Impur à ce qu’elle était ? Guider les miséreux vers la lumière ? Mathilde réprima tant bien que mal un rire sarcastique. Mulan et Lancelot lui avaient déjà fait comprendre qu’elle avait été une sorte de guide, à Camelot, mais les termes qu’employait Pierre lui paraissaient si élogieux, si… surréalistes. Qu’elle ait pu être garde-forestière, passe encore. Mais il lui donnait l’impression confuse et bizarre qu’elle avait été une sorte de nymphe ou de déesse, qu’on révère et qui daigne aider les voyageurs égarés. Quelle idée ridicule. Une déesse ne se serait jamais retrouvée dans une situation comme la sienne. Ou alors, c’est qu’elle était indigne de l’être, et indigne de la déférence de Pierre à son égard.

« Vraisemblablement, un mauvais coup du sort. » répondit-elle, incapable de donner des détails qu’elle n’avait pas. Sans compter qu’elle était fatiguée d’essayer, encore et encore, de raconter, justifier, à grands renforts de souvenirs et d’impressions qu’elle avait perdus. Elle devrait se promener avec une pancarte ‘amnésique’ accrochée autour du coup, ça lui éviterait bien des discussions laborieuses et désagréables. Ou ça les ferait doubler, elle n’en savait trop rien, et elle n’avait que modérément envie de tenter le diable. « Quant à la lumière, si je l’ai aperçue un jour, on dirait bien que je l’ai perdue de vue pour de bon. Si vous avez à nouveau besoin d’une guide, je crois qu’il va falloir que vous alliez chercher ailleurs. » C’est moi qui suis perdue à présent. Et personne ne semblait vraiment décidé à lui montrer le chemin, à elle. Perdue dans un labyrinthe dont elle ne comprenait pas les rouages, ou dans une nuit sans lune, elle errait, sans histoire et sans mémoire. S’arrêtant au bord de l’allée pendant que Kirill finissait de dévorer sa viande crue, Mathilde releva les yeux vers Pierre, sondant son visage sans méchanceté, ses yeux remplis de cette gentillesse et de cette innocence qu’elle devinait sans les voir. Elle sentit une certaine tristesse l’envahir. Quoi qu’elle ait été dans le passé, Pierre en était le gardien ; le gardien d’un souvenir qu’elle ne retrouverait jamais, le gardien d’une Mathilde qui ne reviendrait probablement pas et qui ne subsisterait que dans l’esprit de cet herboriste, ou dans son imagination.
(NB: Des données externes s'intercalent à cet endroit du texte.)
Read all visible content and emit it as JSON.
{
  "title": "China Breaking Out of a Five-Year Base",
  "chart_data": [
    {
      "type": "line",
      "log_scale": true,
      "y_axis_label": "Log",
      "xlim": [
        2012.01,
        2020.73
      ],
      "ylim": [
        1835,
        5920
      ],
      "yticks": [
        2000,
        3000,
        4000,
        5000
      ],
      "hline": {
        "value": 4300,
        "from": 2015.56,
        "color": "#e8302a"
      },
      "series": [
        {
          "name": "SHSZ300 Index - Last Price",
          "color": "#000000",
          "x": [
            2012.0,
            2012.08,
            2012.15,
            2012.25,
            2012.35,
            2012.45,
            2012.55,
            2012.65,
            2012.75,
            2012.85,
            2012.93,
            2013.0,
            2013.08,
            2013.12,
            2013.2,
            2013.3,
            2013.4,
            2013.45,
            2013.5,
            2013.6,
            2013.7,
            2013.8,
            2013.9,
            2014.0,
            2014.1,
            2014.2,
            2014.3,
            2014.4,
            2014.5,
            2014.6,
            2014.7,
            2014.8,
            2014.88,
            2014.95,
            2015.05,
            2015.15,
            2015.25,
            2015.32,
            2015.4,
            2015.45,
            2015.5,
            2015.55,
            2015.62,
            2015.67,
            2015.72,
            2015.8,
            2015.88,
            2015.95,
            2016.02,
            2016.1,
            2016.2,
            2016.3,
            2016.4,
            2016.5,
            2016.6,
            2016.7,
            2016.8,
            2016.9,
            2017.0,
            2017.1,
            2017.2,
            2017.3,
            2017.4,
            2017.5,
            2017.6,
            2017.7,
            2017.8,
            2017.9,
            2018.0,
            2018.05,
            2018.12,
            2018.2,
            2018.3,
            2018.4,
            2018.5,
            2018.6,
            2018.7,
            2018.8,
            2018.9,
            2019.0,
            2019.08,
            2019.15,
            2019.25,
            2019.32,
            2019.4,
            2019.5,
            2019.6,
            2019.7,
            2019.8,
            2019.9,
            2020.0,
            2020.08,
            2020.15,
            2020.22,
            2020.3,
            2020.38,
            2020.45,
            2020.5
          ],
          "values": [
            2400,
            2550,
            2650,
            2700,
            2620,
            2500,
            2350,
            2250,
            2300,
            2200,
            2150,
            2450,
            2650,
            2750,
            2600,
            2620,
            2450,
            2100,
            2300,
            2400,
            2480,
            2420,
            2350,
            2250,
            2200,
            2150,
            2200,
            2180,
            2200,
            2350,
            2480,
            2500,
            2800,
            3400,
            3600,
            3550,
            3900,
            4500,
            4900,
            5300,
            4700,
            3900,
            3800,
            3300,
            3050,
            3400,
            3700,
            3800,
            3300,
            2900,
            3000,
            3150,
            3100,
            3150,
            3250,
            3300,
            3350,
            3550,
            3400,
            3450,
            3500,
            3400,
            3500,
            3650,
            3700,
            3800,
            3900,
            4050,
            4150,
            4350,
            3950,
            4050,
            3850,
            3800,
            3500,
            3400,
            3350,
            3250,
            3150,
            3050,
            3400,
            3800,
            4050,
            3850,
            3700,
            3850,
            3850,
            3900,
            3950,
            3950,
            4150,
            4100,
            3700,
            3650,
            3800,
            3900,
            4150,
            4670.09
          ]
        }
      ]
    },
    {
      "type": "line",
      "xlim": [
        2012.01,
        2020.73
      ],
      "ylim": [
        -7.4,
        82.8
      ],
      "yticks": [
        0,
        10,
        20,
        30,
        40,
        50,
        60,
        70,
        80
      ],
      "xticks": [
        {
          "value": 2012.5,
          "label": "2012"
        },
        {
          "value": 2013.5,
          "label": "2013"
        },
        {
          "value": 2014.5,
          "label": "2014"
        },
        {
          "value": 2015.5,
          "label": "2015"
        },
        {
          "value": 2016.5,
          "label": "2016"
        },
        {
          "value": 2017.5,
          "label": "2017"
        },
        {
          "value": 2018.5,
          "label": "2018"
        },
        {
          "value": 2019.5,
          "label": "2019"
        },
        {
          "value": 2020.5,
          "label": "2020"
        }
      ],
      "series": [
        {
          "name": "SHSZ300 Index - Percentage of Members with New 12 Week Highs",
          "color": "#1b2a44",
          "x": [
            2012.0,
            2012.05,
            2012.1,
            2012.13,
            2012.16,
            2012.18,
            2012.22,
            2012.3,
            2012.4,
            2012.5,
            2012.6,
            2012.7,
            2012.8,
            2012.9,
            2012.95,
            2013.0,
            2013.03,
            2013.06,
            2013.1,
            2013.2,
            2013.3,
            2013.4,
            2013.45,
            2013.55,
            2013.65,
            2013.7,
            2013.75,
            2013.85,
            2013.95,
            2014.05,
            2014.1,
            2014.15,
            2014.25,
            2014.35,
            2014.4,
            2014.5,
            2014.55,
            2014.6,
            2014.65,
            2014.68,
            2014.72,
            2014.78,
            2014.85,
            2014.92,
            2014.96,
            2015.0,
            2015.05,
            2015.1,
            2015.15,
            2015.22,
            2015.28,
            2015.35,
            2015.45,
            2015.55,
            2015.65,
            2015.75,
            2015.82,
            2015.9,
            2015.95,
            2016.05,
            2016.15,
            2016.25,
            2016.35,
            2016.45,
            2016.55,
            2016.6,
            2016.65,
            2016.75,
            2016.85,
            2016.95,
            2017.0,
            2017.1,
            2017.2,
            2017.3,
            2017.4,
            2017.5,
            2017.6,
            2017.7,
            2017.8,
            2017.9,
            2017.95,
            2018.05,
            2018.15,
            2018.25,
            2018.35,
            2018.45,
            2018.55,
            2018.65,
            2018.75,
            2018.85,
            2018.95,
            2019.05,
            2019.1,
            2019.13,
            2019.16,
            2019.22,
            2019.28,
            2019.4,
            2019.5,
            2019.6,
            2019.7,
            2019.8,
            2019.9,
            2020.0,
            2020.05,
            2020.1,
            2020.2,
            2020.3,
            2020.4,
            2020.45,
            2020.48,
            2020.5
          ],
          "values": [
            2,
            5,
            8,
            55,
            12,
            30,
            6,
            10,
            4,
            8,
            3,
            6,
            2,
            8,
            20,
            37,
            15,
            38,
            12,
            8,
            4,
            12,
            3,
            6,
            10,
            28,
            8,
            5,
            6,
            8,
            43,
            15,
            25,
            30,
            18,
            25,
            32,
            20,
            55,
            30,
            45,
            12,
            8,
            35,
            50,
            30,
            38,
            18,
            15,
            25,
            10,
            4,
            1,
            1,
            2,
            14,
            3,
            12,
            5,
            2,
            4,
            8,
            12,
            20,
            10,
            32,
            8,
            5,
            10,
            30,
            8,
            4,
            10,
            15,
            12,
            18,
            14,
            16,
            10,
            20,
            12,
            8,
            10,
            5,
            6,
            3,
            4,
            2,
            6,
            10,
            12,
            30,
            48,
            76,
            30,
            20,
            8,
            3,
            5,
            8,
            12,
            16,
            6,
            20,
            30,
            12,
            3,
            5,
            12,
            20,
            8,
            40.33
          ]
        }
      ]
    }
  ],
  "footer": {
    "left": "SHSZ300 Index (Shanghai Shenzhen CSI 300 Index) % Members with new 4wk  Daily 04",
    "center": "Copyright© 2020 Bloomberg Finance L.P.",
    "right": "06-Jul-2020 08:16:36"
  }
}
Dépositaire malgré d’un testament dont elle ignorait les termes.

« Vous ne pouvez pas rester près moi. » dit-elle tout d’un coup, l’évidence lui sautant enfin aux yeux. Elle avait beau avoir tourné et retourné la situation dans tous les sens dans sa tête pendant des heures ces deux dernières années, c’était la première fois qu’elle ressentait aussi fortement le risque, le danger que, potentiellement, elle représentait. « J’ignore ce qui m’est arrivé, mais on ne peut pas exclure que je me sois fait des ennemis qui ont causé… ce qui m’a amenée ici. » Elle frissonna légèrement, pensant à Sinbad, à Hansel, à Lancelot. Ses amis, qui eux aussi, couraient un risque peut-être. Mais qui avaient sûrement plus en eux les ressources pour y faire face. Elle serra entre ses doigts l’étoffe du vêtement de Pierre et ajouta, fermement : « Je refuse de courir ce risque, Pierre. Vous êtes un homme bon, je le devine, mais si il y avait vraiment un danger et qu’il vous arrivait quelque chose… » Elle ne se le pardonnerait pas, et une petite partie d’elle, la bonne, certainement, mourrait, elle aussi. « C’est sûrement la seule, et la meilleure chose que je puisse faire pour vous, à défaut de vous guider à nouveau. »

Elle se mordit la lèvre en baissant les yeux, impuissante. Oh, elle aurait aimé, être capable d'être à la hauteur des souvenirs de Pierre. Mais elle ne le pouvait pas. Lui épargner des maux de têtes et des ennuis était encore le meilleur service qu'elle puisse lui rendre, quitte à renoncer à la personne qui lui faisait espérer le mieux qu'un jour, elle avait été quelqu'un.